The over-ear cables took a little bit of getting used to, I kept putting them in upside down, but they don’t cause any problems once you get used to it. The other advantage of this is that by hooking the cables over your ears it takes the weight off of the seal, so you do not feel the weight pulling them down.
This means that they are comfortable and much more secure – I went running cross country with them and they stayed put really well. They are not listed as being sweat-proof, but I had no issues.
Overall, I found them surprisingly comfortable given my initial skepticism.
There’s a lot to like about the sound of these Shures. Earlier Shures I tried were very clean sounding but lacking warmth and depth. However these 215s are the aural equivalent of getting into a hot bath – warm and enveloping.
The bass and mids are rich and full, with the bass able to give you a good punch when needed. The soundstage also impressed, letting you really get a feel for where the sounds were coming from. Listening to The Ramones “It’s Alive” you could clearly make out that the guitar was to the right and bass to the left and they gave the whole sound a real presence.
Trying other big sounding productions like Coldplay’s “Viva La Vida” and there is a lovely weight to the sound. The vocals are not lost either, sounding clear and detailed with a nice weight to them. The harmonies are also picked out well, Shure seems to have got this balancing act well sorted.

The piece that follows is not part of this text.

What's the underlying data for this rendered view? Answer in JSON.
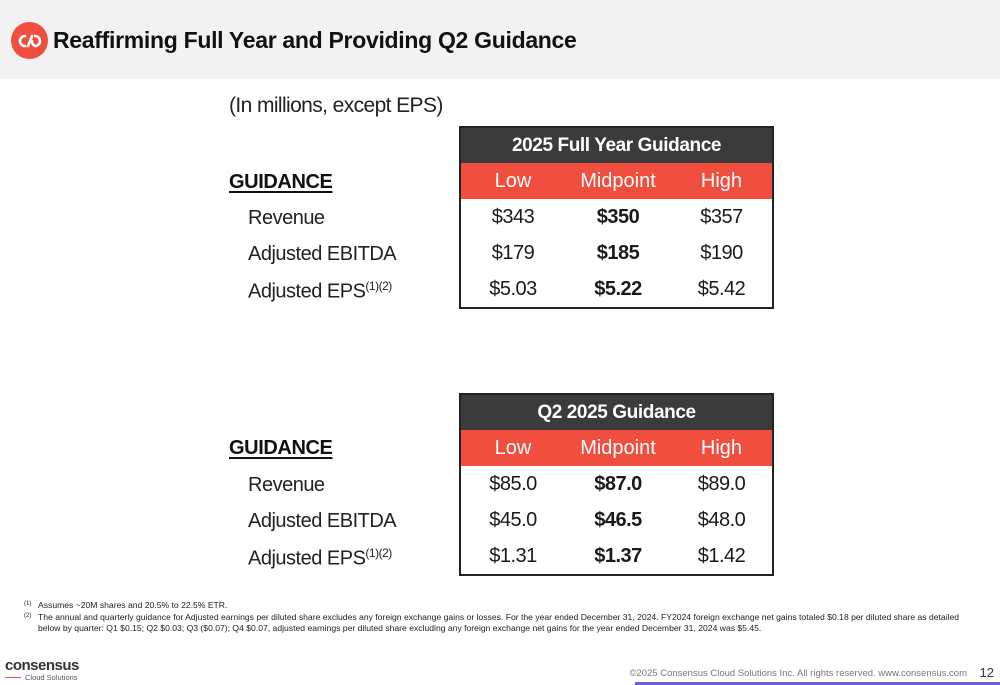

The issues only arise at the top end, which is a bit subdued. This tends to make these Shures well suited to big production pieces, but I found it lacking excitement with energetic pop like Lorde’s “Green Light”; the adrenaline rush as the chorus kicks in just doesn’t quite lift you as you want.
One thing I would say though is that if you are thinking of buying a pair of Shure’s SE315s, that come with a single armature driver rather than the dynamic driver in these, is to try these out first. I found the sound balance and quality of these 215s preferable and they are quite a bit cheaper.
Overall the sound is pretty good, with a lovely bass and mid, with only the top end stopping me from really singing their praises.
Shure have got the balance of these SE215s pretty much spot on. Most people buying $100 headphones want good sound but are probably not full-on audiophiles.
So the balance of warm, rich sound is a good one. Real audiophiles might find them a bit muffled at the top end and people that like upbeat pop may also find it lacking, but for most, it is a good compromise.
I am not convinced of the need for replaceable cable and would have preferred Shure saved the money, but since they already had the tooling for this (it is shared across the entire range) it probably would not make much difference and differentiates them from the competition.
The looks are also nothing to write home about, but the comfort and security in your ear is very good. The sound isolation particularly impressive with the foam tips in place
Build quality, as you would expect from Shure, is top notch. While the plastic does not have the tactile feel of aluminum, it is very tough and works well.
If it wasn’t for the looks and the slight lack of top-end clarity I would have put them at the top of the list, but the prize for best in-ear headphones under $100 currently goes to the Sennheiser Momentums for the moment.